Dh rarely see's his dad (divorced from mum), thinks he's abit of a twat and has moved on. He is very close to his mum although if half teh things that happened to him then happened noways teh child would be taken into care.
My mum (divorced from dad) is very selfish and emotionally distant. She has done soem pretty unforgivable things to me and other family members in teh past. My dad is very slef absorbed and spends most of his time in therapy. Sometimes I am so overcome by anger at them for the past that it scares me.
So basically I find the difference in teh way DH and I react/feel to the situations interesting and want to see how other people feel.
A childs upbringing shapes how they deal with things, how they react to things, how they view people and the world around them.
A person is who they are because of their parents because of their social surroundings when growing up.
I have borderline personality disorder caused by my upbringing it is caused by events in a childs life and changes their personality to what it might have been if they had been brought up differently to what it turns out to be.
I am 46 I have the emotional maturity of an 18 year old because my emotional side was stunted by my parents inability to love, to nuture, to be proper parents.
Your thread title is offensive.
I don't choose to have failed relationships because of the way I behave I have them because of my personality and the downfall and irresponsibleness of my parents.
My life has been shit becuase of my upbringing.

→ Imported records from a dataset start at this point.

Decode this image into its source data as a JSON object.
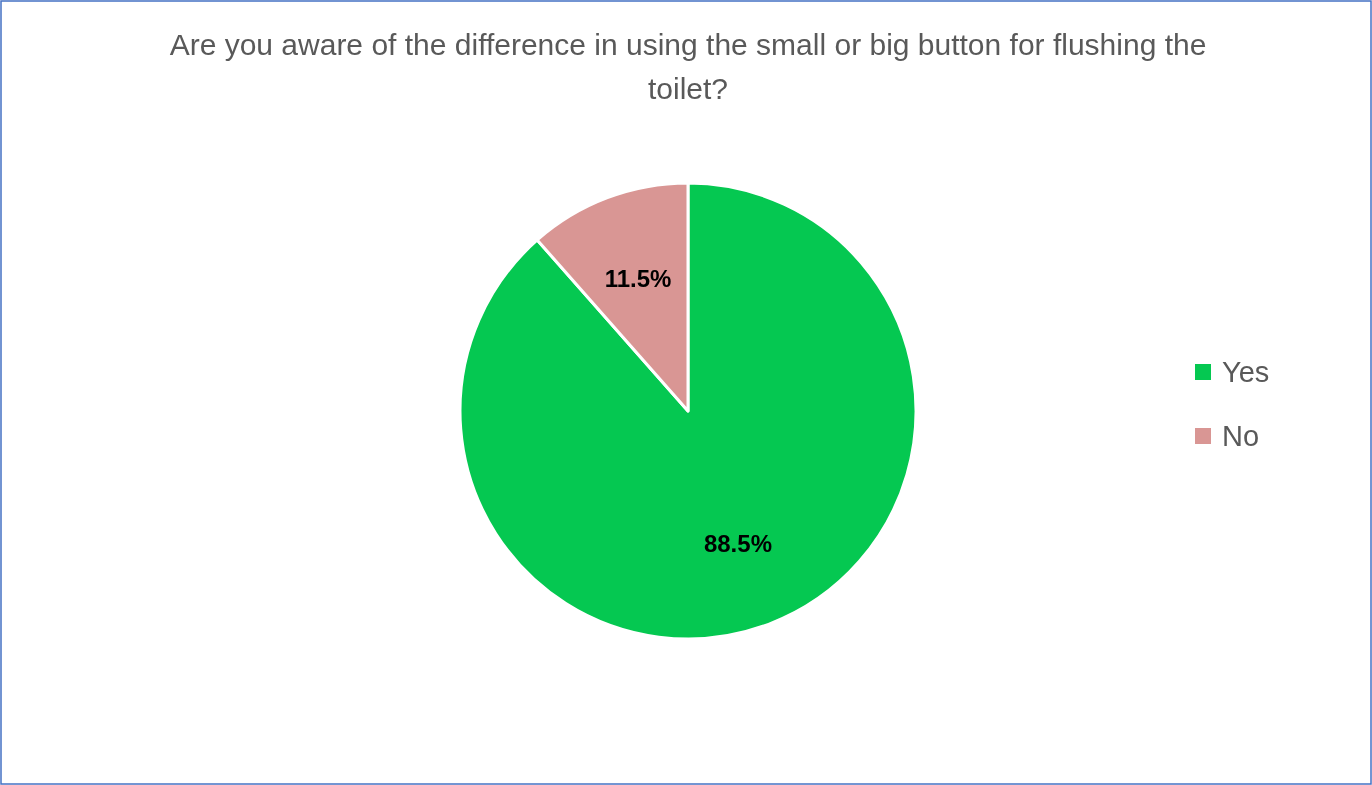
{
  "chart_data": {
    "type": "pie",
    "title": "Are you aware of the difference in using the small or big button for flushing the toilet?",
    "categories": [
      "Yes",
      "No"
    ],
    "values": [
      88.5,
      11.5
    ],
    "colors": [
      "#05c851",
      "#d99694"
    ],
    "value_labels": [
      "88.5%",
      "11.5%"
    ],
    "legend": "right"
  }
}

It shapes us it forms us into adults.
It is fucking hard to change a personality, ever tried it? No I bet you havent. It would take 18 months intensive therapy to make a dent in the damage my parents done, I had to choose a job to live or therapy. I chose the job. The future I now have before me means it will be alone. Thanks parents.

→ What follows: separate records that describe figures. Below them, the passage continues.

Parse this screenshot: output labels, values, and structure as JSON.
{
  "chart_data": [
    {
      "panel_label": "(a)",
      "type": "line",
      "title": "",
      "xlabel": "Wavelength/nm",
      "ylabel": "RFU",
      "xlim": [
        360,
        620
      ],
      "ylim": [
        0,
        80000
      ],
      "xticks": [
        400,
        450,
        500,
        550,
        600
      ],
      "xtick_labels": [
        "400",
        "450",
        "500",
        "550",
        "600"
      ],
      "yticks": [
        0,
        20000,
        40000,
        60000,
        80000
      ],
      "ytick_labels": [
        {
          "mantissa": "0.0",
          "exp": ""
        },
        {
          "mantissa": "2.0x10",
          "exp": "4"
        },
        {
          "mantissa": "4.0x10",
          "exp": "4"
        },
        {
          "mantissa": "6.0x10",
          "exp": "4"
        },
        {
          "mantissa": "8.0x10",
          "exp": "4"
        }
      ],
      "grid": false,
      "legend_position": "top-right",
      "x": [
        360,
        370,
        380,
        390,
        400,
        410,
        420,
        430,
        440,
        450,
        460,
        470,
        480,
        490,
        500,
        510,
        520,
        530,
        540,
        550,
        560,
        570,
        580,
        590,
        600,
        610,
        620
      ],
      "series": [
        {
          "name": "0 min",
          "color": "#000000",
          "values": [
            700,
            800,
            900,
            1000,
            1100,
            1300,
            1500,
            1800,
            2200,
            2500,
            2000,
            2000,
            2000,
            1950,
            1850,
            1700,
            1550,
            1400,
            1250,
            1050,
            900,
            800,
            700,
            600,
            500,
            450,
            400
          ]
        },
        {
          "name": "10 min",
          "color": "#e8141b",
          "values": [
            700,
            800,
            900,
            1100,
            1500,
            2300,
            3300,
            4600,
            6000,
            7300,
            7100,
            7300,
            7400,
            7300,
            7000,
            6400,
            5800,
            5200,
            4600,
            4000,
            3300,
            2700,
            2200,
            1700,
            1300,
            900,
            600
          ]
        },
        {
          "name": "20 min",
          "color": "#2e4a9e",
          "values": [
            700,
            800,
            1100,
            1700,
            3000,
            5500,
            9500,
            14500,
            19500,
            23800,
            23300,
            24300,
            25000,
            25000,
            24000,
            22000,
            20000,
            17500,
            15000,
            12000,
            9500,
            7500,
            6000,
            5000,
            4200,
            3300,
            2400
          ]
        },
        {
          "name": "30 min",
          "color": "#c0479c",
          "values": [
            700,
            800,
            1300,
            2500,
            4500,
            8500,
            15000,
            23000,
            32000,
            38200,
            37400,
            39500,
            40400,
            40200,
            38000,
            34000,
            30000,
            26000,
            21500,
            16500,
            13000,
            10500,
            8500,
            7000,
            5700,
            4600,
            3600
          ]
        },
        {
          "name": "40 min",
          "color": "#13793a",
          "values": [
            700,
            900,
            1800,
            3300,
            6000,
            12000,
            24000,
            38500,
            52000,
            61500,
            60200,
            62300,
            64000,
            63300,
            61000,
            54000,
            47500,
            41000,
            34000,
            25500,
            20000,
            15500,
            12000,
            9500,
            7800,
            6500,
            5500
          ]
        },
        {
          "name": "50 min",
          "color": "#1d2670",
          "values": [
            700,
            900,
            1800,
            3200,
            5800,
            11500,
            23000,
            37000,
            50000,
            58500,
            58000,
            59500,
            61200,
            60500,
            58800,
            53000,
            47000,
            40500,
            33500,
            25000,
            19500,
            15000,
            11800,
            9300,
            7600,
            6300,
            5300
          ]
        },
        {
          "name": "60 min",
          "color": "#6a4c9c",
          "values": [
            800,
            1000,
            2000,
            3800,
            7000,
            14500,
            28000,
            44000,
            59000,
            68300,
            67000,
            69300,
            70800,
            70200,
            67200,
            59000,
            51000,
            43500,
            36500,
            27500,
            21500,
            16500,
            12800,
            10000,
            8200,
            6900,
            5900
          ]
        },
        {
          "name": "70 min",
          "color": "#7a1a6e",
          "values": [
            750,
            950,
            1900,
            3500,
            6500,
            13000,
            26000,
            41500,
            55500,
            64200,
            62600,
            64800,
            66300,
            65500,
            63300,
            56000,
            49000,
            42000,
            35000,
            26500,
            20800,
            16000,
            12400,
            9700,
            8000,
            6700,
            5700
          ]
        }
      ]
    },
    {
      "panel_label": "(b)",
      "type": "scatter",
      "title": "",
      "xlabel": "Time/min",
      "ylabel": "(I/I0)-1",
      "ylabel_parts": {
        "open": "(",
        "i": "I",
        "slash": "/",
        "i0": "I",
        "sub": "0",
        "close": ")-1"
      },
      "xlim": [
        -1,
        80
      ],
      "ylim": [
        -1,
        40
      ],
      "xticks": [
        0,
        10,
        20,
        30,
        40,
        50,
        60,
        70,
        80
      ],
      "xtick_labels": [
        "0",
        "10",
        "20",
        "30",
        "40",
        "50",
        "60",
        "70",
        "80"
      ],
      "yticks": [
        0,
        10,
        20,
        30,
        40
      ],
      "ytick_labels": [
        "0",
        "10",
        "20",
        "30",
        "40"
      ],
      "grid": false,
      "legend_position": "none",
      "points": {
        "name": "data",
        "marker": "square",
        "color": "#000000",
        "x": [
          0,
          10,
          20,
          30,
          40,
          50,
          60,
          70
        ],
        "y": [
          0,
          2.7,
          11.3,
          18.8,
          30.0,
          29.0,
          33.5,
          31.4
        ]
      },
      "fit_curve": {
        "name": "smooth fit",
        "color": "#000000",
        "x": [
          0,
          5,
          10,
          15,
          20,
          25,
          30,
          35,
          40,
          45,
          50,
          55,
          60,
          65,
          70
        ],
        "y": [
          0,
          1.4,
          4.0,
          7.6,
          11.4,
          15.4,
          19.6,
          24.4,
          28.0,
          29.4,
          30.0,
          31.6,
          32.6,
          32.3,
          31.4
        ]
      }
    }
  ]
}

Before you asked the question do some research, start with psychology, the basic stuff will suffice.
FabbyChic - I'll ask whatever question I like. You are the not the only one who has had a hard time and needed therapy. you may find my title offensive but I find your assumptions offensive.
DD, do you know the film As Good As It Gets with Jack Nicholson? There's a brilliant point where he and 'Carol the Waitress' and 'Simon the Fag' are sitting in the car and CtW and StF are swapping misery childhoods:
Carol: OK, we all have these terrible stories to get over, and you-...
Melvin Udall[Nicholson]: It's not true. Some have great stories, pretty stories that take place at lakes with boats and friends and noodle salad. Just no one in this car. But, a lot of people, that's their story. Good times, noodle salad. What makes it so hard is not that you had it bad, but that you're that pissed that so many others had it good.
You don't sound bitter from your posts, but I know it is easy to believe that other people have perfect upbringings and that yours should have been like that. Good times, noodle salad. Some people have it extra tough, you've come through it, and you won't put your children through it either. I'd try to do all you can to disengage your anger towards them, it's wasted. I can relate to it, though, and I know it's not that simple.
What?! The OP's thread title is not in anyway offensive, FabbyChic.